Complete step-by-step answer:
The inverse trigonometric functions perform the opposite operation of the trigonometric functions such as sine, cosine, tangent, cosecant, secant, and cotangent. We know that trig functions are especially applicable to the right-angle triangle. These six important functions are used to find the angle measure in the right triangle when two sides of the triangle measures are known.

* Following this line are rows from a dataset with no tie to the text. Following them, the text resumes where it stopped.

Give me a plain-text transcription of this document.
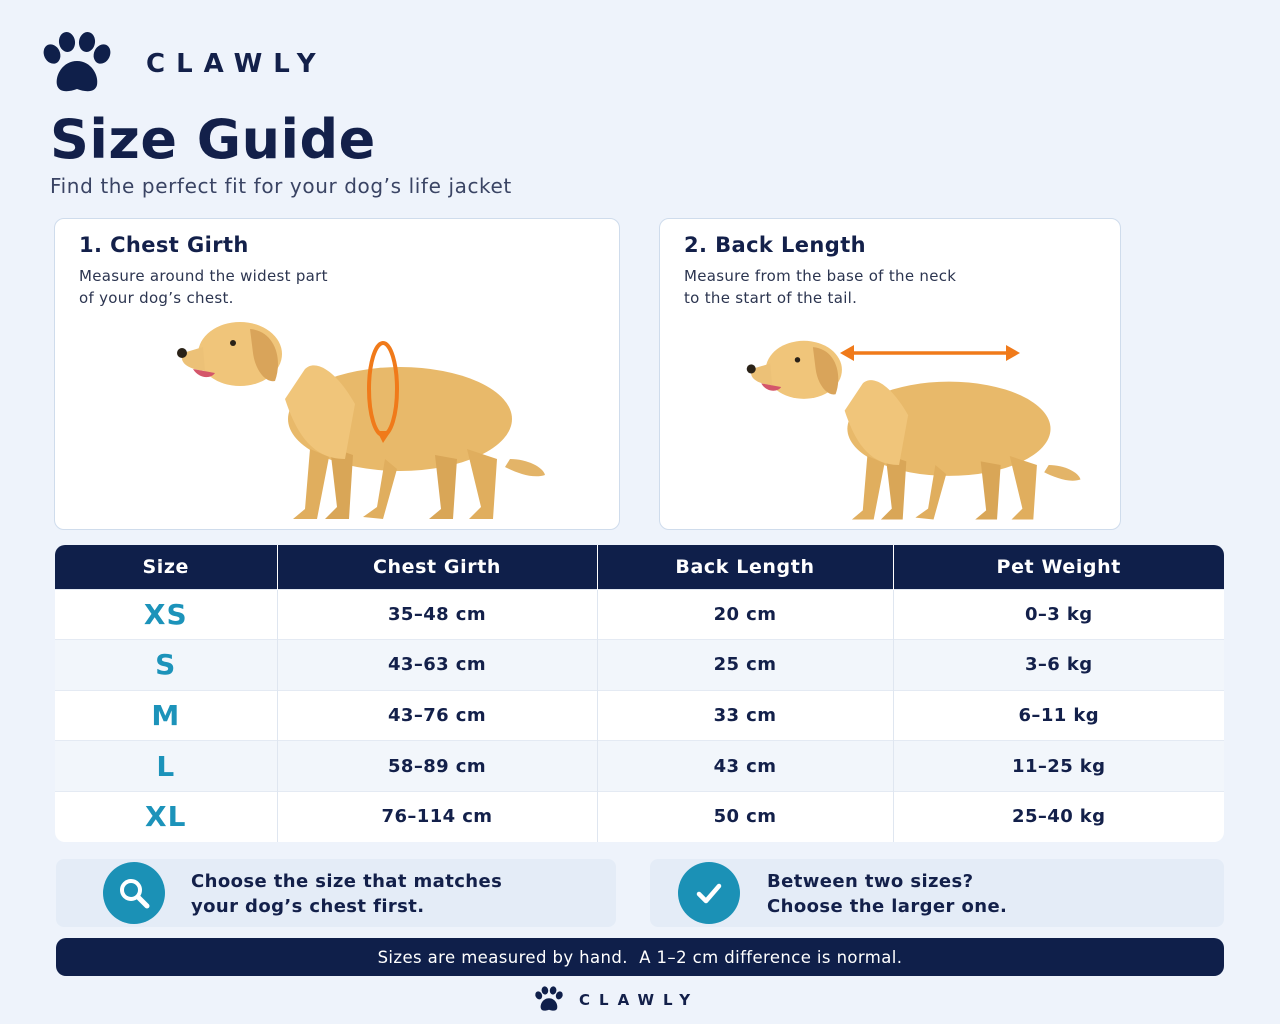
CLAWLY
Size Guide

Find the perfect fit for your dog’s life jacket

1. Chest Girth
Measure around the widest part
of your dog’s chest.
2. Back Length
Measure from the base of the neck
to the start of the tail.
Size	Chest Girth	Back Length	Pet Weight
XS	35–48 cm	20 cm	0–3 kg
S	43–63 cm	25 cm	3–6 kg
M	43–76 cm	33 cm	6–11 kg
L	58–89 cm	43 cm	11–25 kg
XL	76–114 cm	50 cm	25–40 kg
Choose the size that matches
your dog’s chest first.
Between two sizes?
Choose the larger one.
Sizes are measured by hand.  A 1–2 cm difference is normal.
CLAWLY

The convention symbol to represent the inverse trigonometric function using arc-prefix like arcsin(x), arccos(x), arctan(x), arccsc(x), arcsec(x), arccot(x).
We know that,
${\tan ^{ - 1}}A + {\tan ^{ - 1}}B = n\pi + {\tan ^{ - 1}}\dfrac{{A + B}}{{1 - AB}}$
Substitute $A = x$ and $B = y$ in the formula,
$ \Rightarrow {\tan ^{ - 1}}x + {\tan ^{ - 1}}y = n\pi + {\tan ^{ - 1}}\dfrac{{x + y}}{{1 - xy}}$
Substitute the values,
$ \Rightarrow {\tan ^{ - 1}}x + {\tan ^{ - 1}}y = n\pi + {\tan ^{ - 1}}\dfrac{1}{{1 - 2}}$
Subtract the terms in the denominator,
$ \Rightarrow {\tan ^{ - 1}}x + {\tan ^{ - 1}}y = n\pi + {\tan ^{ - 1}}\dfrac{1}{{ - 1}}$
Simplify the terms,
$ \Rightarrow {\tan ^{ - 1}}x + {\tan ^{ - 1}}y = n\pi + {\tan ^{ - 1}} - 1$
We know that,
${\tan ^{ - 1}}\left( { - x} \right) = - {\tan ^{ - 1}}x$
Use the identity in the above equation,
$ \Rightarrow {\tan ^{ - 1}}x + {\tan ^{ - 1}}y = n\pi - {\tan ^{ - 1}}1$
Substitute $\tan \dfrac{\pi }{4}$ in place of 1,
$ \Rightarrow {\tan ^{ - 1}}x + {\tan ^{ - 1}}y = n\pi - {\tan ^{ - 1}}\tan \dfrac{\pi }{4}$
Cancel out ${\tan ^{ - 1}}$ and $\tan $ we get,
$ \Rightarrow {\tan ^{ - 1}}x + {\tan ^{ - 1}}y = n\pi - \dfrac{\pi }{4}$
Since the option is in interval 1st and 2nd quadrant. So, substitute the value of n equal to 1,
$ \Rightarrow {\tan ^{ - 1}}x + {\tan ^{ - 1}}y = \pi - \dfrac{\pi }{4}$
Take LCM on the left side,
$ \Rightarrow {\tan ^{ - 1}}x + {\tan ^{ - 1}}y = \dfrac{{4\pi - \pi }}{4}$
Subtract the values in the numerator,
$ \Rightarrow {\tan ^{ - 1}}x + {\tan ^{ - 1}}y = \dfrac{{3\pi }}{4}$

Hence, option (B) is correct.

Note: Since \[\tan x\] is not a one-one function, its inverse is defined only within some intervals. The principal interval for \[ta{n^{ - 1}}x\] is $\left( { - \dfrac{\pi }{2},\dfrac{\pi }{2}} \right)$ . Whenever not explicitly mentioned, we take \[ta{n^{ - 1}}x\] in the principal interval. So, we have \[ta{n^{ - 1}}x \in \left( { - \dfrac{\pi }{2},\dfrac{\pi }{2}} \right)\] and \[ta{n^{ - 1}}y \in \left( { - \dfrac{\pi }{2},\dfrac{\pi }{2}} \right)\]. So,
\[ta{n^{ - 1}}x + ta{n^{ - 1}}x \in \left( { - \pi ,\pi } \right)\].
This is why we chose the value of n, so that $n\pi + {\tan ^{ - 1}}\dfrac{{x + y}}{{1 - xy}}$ is within the interval $\left( { - \pi ,\pi } \right)$. It can also be proved that unique n satisfies this property.